By contrast, UTF-16 carries the surrogate-pair complication forever. JavaScript's "𝓐".length returns 2, not 1, because the language was specified before the SMP existed and exposes UTF-16 code units directly. Java's String.charAt has the same problem. UTF-32 avoids both issues but spends too much memory to be practical at scale.

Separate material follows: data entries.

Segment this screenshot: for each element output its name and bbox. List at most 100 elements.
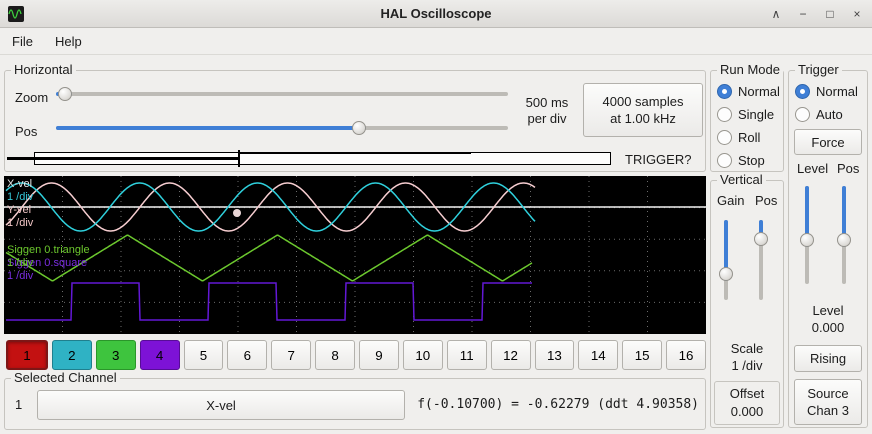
horizontal-group-label: Horizontal: [11, 62, 76, 77]
radio-indicator: [717, 130, 732, 145]
trigger-level-slider[interactable]: [799, 179, 815, 291]
channel-button-9[interactable]: 9: [359, 340, 399, 370]
slider-fill: [56, 126, 366, 130]
maximize-icon[interactable]: □: [823, 7, 837, 21]
trigger-group-label: Trigger: [795, 62, 842, 77]
runmode-single-radio[interactable]: Single: [717, 106, 774, 122]
scale-label: Scale: [711, 341, 783, 356]
samples-button[interactable]: 4000 samples at 1.00 kHz: [583, 83, 703, 137]
level-value: 0.000: [789, 320, 867, 335]
vertical-group-label: Vertical: [717, 172, 766, 187]
radio-indicator: [795, 107, 810, 122]
slope-button-label: Rising: [810, 350, 846, 367]
selected-channel-group-label: Selected Channel: [11, 370, 120, 385]
slider-handle[interactable]: [58, 87, 72, 101]
slider-handle[interactable]: [719, 267, 733, 281]
slider-handle[interactable]: [800, 233, 814, 247]
runmode-roll-radio[interactable]: Roll: [717, 129, 760, 145]
view-window-bar: [238, 152, 471, 154]
samples-line2: at 1.00 kHz: [610, 110, 676, 127]
slider-handle[interactable]: [754, 232, 768, 246]
radio-label: Normal: [816, 84, 858, 99]
source-line2: Chan 3: [807, 402, 849, 419]
channel-name-button[interactable]: X-vel: [37, 390, 405, 420]
zoom-slider[interactable]: [49, 86, 515, 102]
channel-button-6[interactable]: 6: [227, 340, 267, 370]
channel-button-8[interactable]: 8: [315, 340, 355, 370]
scope-channel-label: X-vel: [7, 178, 32, 190]
offset-frame: Offset 0.000: [714, 381, 780, 425]
channel-button-14[interactable]: 14: [578, 340, 618, 370]
radio-indicator: [717, 84, 732, 99]
vertical-pos-label: Pos: [755, 193, 777, 208]
menu-help[interactable]: Help: [45, 30, 92, 53]
radio-indicator: [795, 84, 810, 99]
scope-channel-label: Siggen 0.triangle: [7, 244, 90, 256]
minimize-icon[interactable]: −: [796, 7, 810, 21]
channel-button-11[interactable]: 11: [447, 340, 487, 370]
channel-button-13[interactable]: 13: [535, 340, 575, 370]
slope-button[interactable]: Rising: [794, 345, 862, 372]
time-per-div-value: 500 ms: [515, 95, 579, 111]
level-caption: Level: [789, 303, 867, 318]
pos-label: Pos: [15, 124, 37, 139]
trigger-tick: [238, 150, 240, 167]
selected-channel-group: Selected Channel 1 X-vel f(-0.10700) = -…: [4, 378, 706, 430]
channel-button-12[interactable]: 12: [491, 340, 531, 370]
trigger-group: Trigger Normal Auto Force Level Pos Leve…: [788, 70, 868, 428]
menu-file[interactable]: File: [2, 30, 43, 53]
menubar: File Help: [0, 29, 872, 55]
radio-indicator: [717, 153, 732, 168]
radio-label: Single: [738, 107, 774, 122]
channel-button-3[interactable]: 3: [96, 340, 136, 370]
data-extent-bar: [7, 157, 238, 160]
pos-slider[interactable]: [49, 120, 515, 136]
force-button-label: Force: [811, 134, 844, 151]
scope-channel-label: 1 /div: [7, 191, 33, 203]
scope-display[interactable]: X-vel1 /divY-vel1 /divSiggen 0.triangleS…: [4, 176, 706, 334]
gain-label: Gain: [717, 193, 744, 208]
scope-channel-label: Y-vel: [7, 204, 31, 216]
channel-name-label: X-vel: [206, 397, 236, 414]
gain-slider[interactable]: [718, 213, 734, 307]
runmode-stop-radio[interactable]: Stop: [717, 152, 765, 168]
position-indicator[interactable]: [7, 150, 613, 167]
channel-button-5[interactable]: 5: [184, 340, 224, 370]
trigger-pos-slider[interactable]: [836, 179, 852, 291]
samples-line1: 4000 samples: [603, 93, 684, 110]
radio-label: Roll: [738, 130, 760, 145]
time-per-div-unit: per div: [515, 111, 579, 127]
slider-handle[interactable]: [352, 121, 366, 135]
shade-icon[interactable]: ∧: [769, 7, 783, 21]
channel-readout: f(-0.10700) = -0.62279 (ddt 4.90358): [417, 397, 699, 412]
slider-handle[interactable]: [837, 233, 851, 247]
channel-button-10[interactable]: 10: [403, 340, 443, 370]
channel-button-16[interactable]: 16: [666, 340, 706, 370]
trigger-source-button[interactable]: Source Chan 3: [794, 379, 862, 425]
selected-channel-number: 1: [15, 397, 22, 412]
scope-channel-label: 1 /div: [7, 270, 33, 282]
offset-value: 0.000: [715, 404, 779, 419]
slider-groove: [56, 92, 508, 96]
runmode-normal-radio[interactable]: Normal: [717, 83, 780, 99]
run-mode-group: Run Mode Normal Single Roll Stop: [710, 70, 784, 172]
run-mode-group-label: Run Mode: [717, 62, 783, 77]
trigger-auto-radio[interactable]: Auto: [795, 106, 843, 122]
channel-button-4[interactable]: 4: [140, 340, 180, 370]
scale-value: 1 /div: [711, 358, 783, 373]
channel-button-15[interactable]: 15: [622, 340, 662, 370]
trigger-normal-radio[interactable]: Normal: [795, 83, 858, 99]
zoom-label: Zoom: [15, 90, 48, 105]
scope-channel-label: 1 /div: [7, 217, 33, 229]
channel-button-7[interactable]: 7: [271, 340, 311, 370]
titlebar[interactable]: HAL Oscilloscope ∧ − □ ×: [0, 0, 872, 28]
force-button[interactable]: Force: [794, 129, 862, 155]
channel-button-2[interactable]: 2: [52, 340, 92, 370]
waveform-canvas: [4, 176, 706, 334]
trigger-hint-label: TRIGGER?: [625, 152, 691, 167]
close-icon[interactable]: ×: [850, 7, 864, 21]
radio-label: Stop: [738, 153, 765, 168]
vertical-pos-slider[interactable]: [753, 213, 769, 307]
channel-button-1[interactable]: 1: [6, 340, 48, 370]
scope-channel-label: 1 /div: [7, 257, 33, 269]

For new code, on disk and on the wire, the answer is almost always UTF-8. Internal-memory representations vary, but interchange formats have converged. The W3C has required UTF-8 as the default for HTML since HTML5; modern programming languages default to UTF-8 source files; the IETF has required UTF-8 in new protocols since RFC 2277 (1998).

What to remember

The encodings differ in length and alignment but not in what they can represent — any of them can carry any codepoint. The cost is in indexing, in interoperability, and in the small infelicities at the edges: surrogate pairs in UTF-16, the BOM question in UTF-8, the storage waste in UTF-32. If you control the interface, pick UTF-8 and move on. If you inherit it, know which one you have and where the seams are.